The need to forge strong bonds with children is even more pronounced for parents who are adopting.

Srabani Sen, chief executive of the British Association for Adoption and Fostering, says the improvements to adoption support are therefore "a very positive development".

She adds: "When you adopt a child, it's a very different experience: you need time to bring the child into the family. Many of these children will have had difficult experiences in earlier life.

"Adopting a child is a huge decision and an intense process; it is crucial to provide these prospective parents with as much time as possible to make these critical decisions."

Unresolved issues

The Baby Bonds study found that even a short period of paternity leave is associated with greater paternal involvement with the baby. But a separate study by the Institute of Leadership and Management (ILM) has revealed that a quarter of new fathers took no paternity leave at all, while fewer than one in 10 took more than their two weeks statutory leave.

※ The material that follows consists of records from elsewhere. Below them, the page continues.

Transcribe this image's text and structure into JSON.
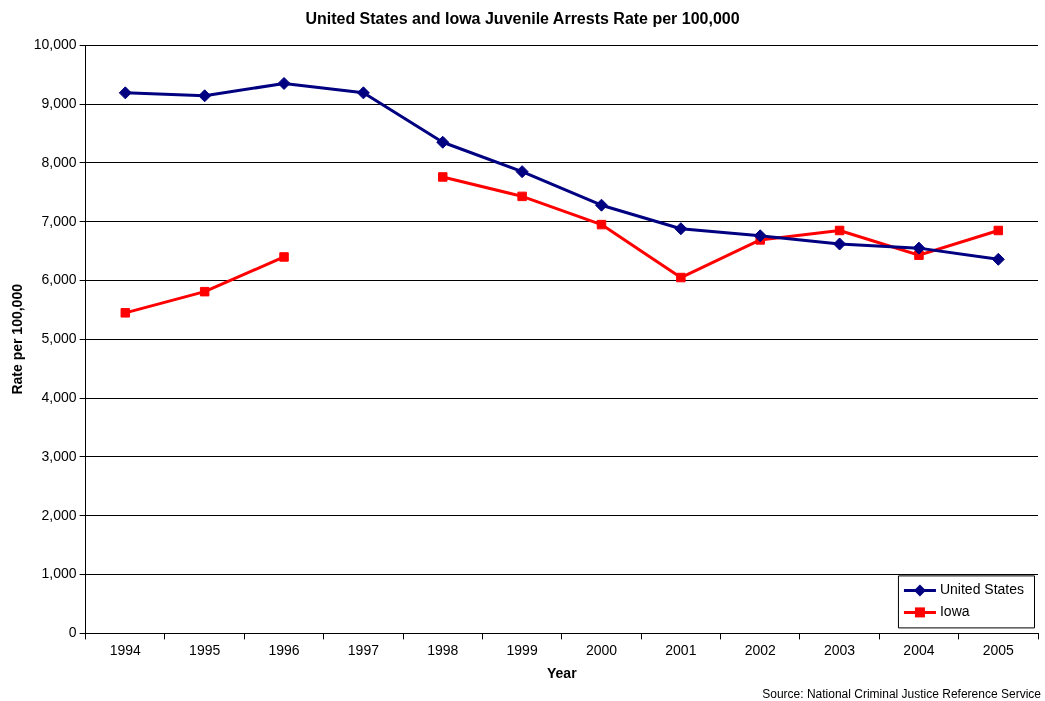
{
  "chart_data": {
    "type": "line",
    "title": "United States and Iowa Juvenile Arrests Rate per 100,000",
    "xlabel": "Year",
    "ylabel": "Rate per 100,000",
    "categories": [
      "1994",
      "1995",
      "1996",
      "1997",
      "1998",
      "1999",
      "2000",
      "2001",
      "2002",
      "2003",
      "2004",
      "2005"
    ],
    "series": [
      {
        "name": "United States",
        "color": "#000080",
        "marker": "diamond",
        "values": [
          9190,
          9140,
          9350,
          9190,
          8350,
          7850,
          7280,
          6880,
          6760,
          6620,
          6550,
          6360
        ]
      },
      {
        "name": "Iowa",
        "color": "#ff0000",
        "marker": "square",
        "values": [
          5450,
          5810,
          6400,
          null,
          7760,
          7430,
          6950,
          6050,
          6690,
          6850,
          6430,
          6850
        ]
      }
    ],
    "ylim": [
      0,
      10000
    ],
    "yticks": [
      0,
      {
        "value": 1000,
        "label": "1,000"
      },
      {
        "value": 2000,
        "label": "2,000"
      },
      {
        "value": 3000,
        "label": "3,000"
      },
      {
        "value": 4000,
        "label": "4,000"
      },
      {
        "value": 5000,
        "label": "5,000"
      },
      {
        "value": 6000,
        "label": "6,000"
      },
      {
        "value": 7000,
        "label": "7,000"
      },
      {
        "value": 8000,
        "label": "8,000"
      },
      {
        "value": 9000,
        "label": "9,000"
      },
      {
        "value": 10000,
        "label": "10,000"
      }
    ],
    "grid": "y",
    "legend": "bottom right",
    "annotations": [
      "Source: National Criminal Justice Reference Service"
    ]
  }
}
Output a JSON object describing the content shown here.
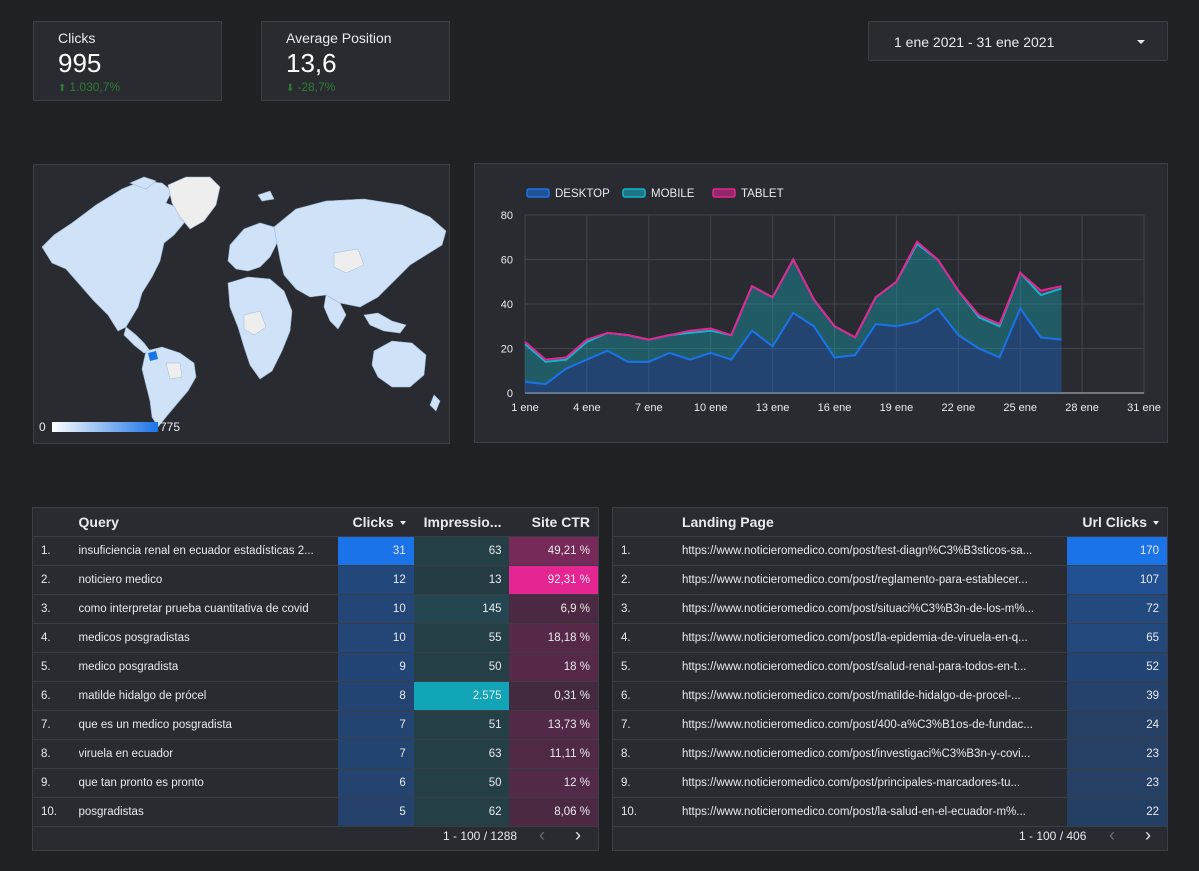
{
  "kpis": [
    {
      "label": "Clicks",
      "value": "995",
      "delta": "1.030,7%",
      "delta_dir": "up"
    },
    {
      "label": "Average Position",
      "value": "13,6",
      "delta": "-28,7%",
      "delta_dir": "down"
    }
  ],
  "date_range": {
    "label": "1 ene 2021 - 31 ene 2021",
    "icon": "chevron-down-icon"
  },
  "map": {
    "scale_min": "0",
    "scale_max": "775",
    "highlight_color": "#1a73e8",
    "land_color": "#cfe2f7",
    "no_data_color": "#e8e8e8"
  },
  "chart_data": {
    "type": "area",
    "x": [
      "1 ene",
      "2 ene",
      "3 ene",
      "4 ene",
      "5 ene",
      "6 ene",
      "7 ene",
      "8 ene",
      "9 ene",
      "10 ene",
      "11 ene",
      "12 ene",
      "13 ene",
      "14 ene",
      "15 ene",
      "16 ene",
      "17 ene",
      "18 ene",
      "19 ene",
      "20 ene",
      "21 ene",
      "22 ene",
      "23 ene",
      "24 ene",
      "25 ene",
      "26 ene",
      "27 ene"
    ],
    "x_ticks": [
      "1 ene",
      "4 ene",
      "7 ene",
      "10 ene",
      "13 ene",
      "16 ene",
      "19 ene",
      "22 ene",
      "25 ene",
      "28 ene",
      "31 ene"
    ],
    "x_domain": [
      1,
      31
    ],
    "stacked": true,
    "series": [
      {
        "name": "DESKTOP",
        "color": "#1a73e8",
        "values": [
          5,
          4,
          11,
          15,
          19,
          14,
          14,
          18,
          15,
          18,
          15,
          28,
          21,
          36,
          30,
          16,
          17,
          31,
          30,
          32,
          38,
          26,
          20,
          16,
          38,
          25,
          24
        ]
      },
      {
        "name": "MOBILE",
        "color": "#12b5cb",
        "values": [
          17,
          10,
          4,
          8,
          8,
          12,
          10,
          8,
          12,
          10,
          11,
          20,
          22,
          24,
          12,
          14,
          8,
          12,
          20,
          35,
          22,
          20,
          14,
          14,
          16,
          19,
          23
        ]
      },
      {
        "name": "TABLET",
        "color": "#e52592",
        "values": [
          1,
          1,
          1,
          1,
          0,
          0,
          0,
          0,
          1,
          1,
          0,
          0,
          0,
          0,
          0,
          0,
          0,
          0,
          0,
          1,
          0,
          0,
          1,
          1,
          0,
          2,
          1
        ]
      }
    ],
    "ylim": [
      0,
      80
    ],
    "y_ticks": [
      "0",
      "20",
      "40",
      "60",
      "80"
    ],
    "legend_position": "top-left",
    "grid": true
  },
  "query_table": {
    "headers": {
      "query": "Query",
      "clicks": "Clicks",
      "impressions": "Impressio...",
      "ctr": "Site CTR"
    },
    "rows": [
      {
        "idx": "1.",
        "query": "insuficiencia renal en ecuador estadísticas 2...",
        "clicks": "31",
        "impressions": "63",
        "ctr": "49,21 %"
      },
      {
        "idx": "2.",
        "query": "noticiero medico",
        "clicks": "12",
        "impressions": "13",
        "ctr": "92,31 %"
      },
      {
        "idx": "3.",
        "query": "como interpretar prueba cuantitativa de covid",
        "clicks": "10",
        "impressions": "145",
        "ctr": "6,9 %"
      },
      {
        "idx": "4.",
        "query": "medicos posgradistas",
        "clicks": "10",
        "impressions": "55",
        "ctr": "18,18 %"
      },
      {
        "idx": "5.",
        "query": "medico posgradista",
        "clicks": "9",
        "impressions": "50",
        "ctr": "18 %"
      },
      {
        "idx": "6.",
        "query": "matilde hidalgo de prócel",
        "clicks": "8",
        "impressions": "2.575",
        "ctr": "0,31 %"
      },
      {
        "idx": "7.",
        "query": "que es un medico posgradista",
        "clicks": "7",
        "impressions": "51",
        "ctr": "13,73 %"
      },
      {
        "idx": "8.",
        "query": "viruela en ecuador",
        "clicks": "7",
        "impressions": "63",
        "ctr": "11,11 %"
      },
      {
        "idx": "9.",
        "query": "que tan pronto es pronto",
        "clicks": "6",
        "impressions": "50",
        "ctr": "12 %"
      },
      {
        "idx": "10.",
        "query": "posgradistas",
        "clicks": "5",
        "impressions": "62",
        "ctr": "8,06 %"
      }
    ],
    "pagination": "1 - 100 / 1288"
  },
  "landing_table": {
    "headers": {
      "page": "Landing Page",
      "clicks": "Url Clicks"
    },
    "rows": [
      {
        "idx": "1.",
        "page": "https://www.noticieromedico.com/post/test-diagn%C3%B3sticos-sa...",
        "clicks": "170"
      },
      {
        "idx": "2.",
        "page": "https://www.noticieromedico.com/post/reglamento-para-establecer...",
        "clicks": "107"
      },
      {
        "idx": "3.",
        "page": "https://www.noticieromedico.com/post/situaci%C3%B3n-de-los-m%...",
        "clicks": "72"
      },
      {
        "idx": "4.",
        "page": "https://www.noticieromedico.com/post/la-epidemia-de-viruela-en-q...",
        "clicks": "65"
      },
      {
        "idx": "5.",
        "page": "https://www.noticieromedico.com/post/salud-renal-para-todos-en-t...",
        "clicks": "52"
      },
      {
        "idx": "6.",
        "page": "https://www.noticieromedico.com/post/matilde-hidalgo-de-procel-...",
        "clicks": "39"
      },
      {
        "idx": "7.",
        "page": "https://www.noticieromedico.com/post/400-a%C3%B1os-de-fundac...",
        "clicks": "24"
      },
      {
        "idx": "8.",
        "page": "https://www.noticieromedico.com/post/investigaci%C3%B3n-y-covi...",
        "clicks": "23"
      },
      {
        "idx": "9.",
        "page": "https://www.noticieromedico.com/post/principales-marcadores-tu...",
        "clicks": "23"
      },
      {
        "idx": "10.",
        "page": "https://www.noticieromedico.com/post/la-salud-en-el-ecuador-m%...",
        "clicks": "22"
      }
    ],
    "pagination": "1 - 100 / 406"
  },
  "colors": {
    "accent_blue": "#1a73e8",
    "teal": "#12b5cb",
    "magenta": "#e52592",
    "positive": "#2e7d32"
  }
}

The ILM blamed "ingrained" attitudes among employers and concerns among new fathers that they could not afford to take leave. Overcoming this employment culture will be a major stumbling block to the reforms having their desired impact.

Chris Cuthbert, NSPCC lead for babies, says: "If we want fathers to play an increasing role in childcare and supporting new mums, we have to meet them halfway and give decent paternity leave.

"This isn't just about legal entitlements, it's also about an attitude in the workplace that recognises that childcare and work-life balance are not just issues for mothers."

Barbara McIntosh, head of children and young people's programmes at the Mental Health Foundation, agrees the culture of the workplace is crucial. "If you're disadvantaged career-wise for taking time off, then people won't take time off."

Under the act, the self-employed do not get the same level of support, an issue Adoption UK has raised with government departments. Its chief executive Hugh Thornbery says: "Self-employed adopters still pay taxes and national insurance, but they are not going to get the same benefits."